Williams is doing what he can to lead that change. Alyx uses materials such as recycled nylon and cotton; leather pieces are created with DriTan, a technology that uses next to no water during the dyeing process. Most impressive is the brand’s recent pilot project using IOTA Foundation’s blockchain, a digital ledger that cannot be copied or edited. His spring/summer 2019 collection featured 15 items with scannable QR codes that track everyone involved in the production process and show the entire supply history, from raw materials to finished product. The goal is for everything it makes to eventually have this transparency.

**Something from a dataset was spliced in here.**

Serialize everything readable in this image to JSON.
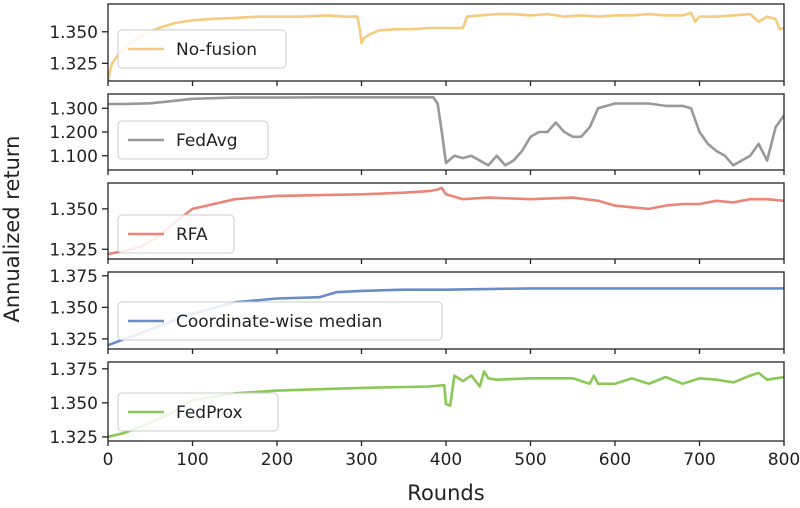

When I ask Williams what excites him about designing with sustainability as a top priority, he says: “That making fashion could have some greater social purpose to the world and our lives. There was a point where it was like, ‘Okay, there is so much that’s amazing about the beauty and the energy of fashion,’ but when you start to hear about climate change and flooding and crops not being able to grow, you think: ‘Should I be doing something else? Is there something more impactful to my existence?’ I just felt that if I didn’t do this, then it wasn’t worth doing my job anymore. If not me, then who?”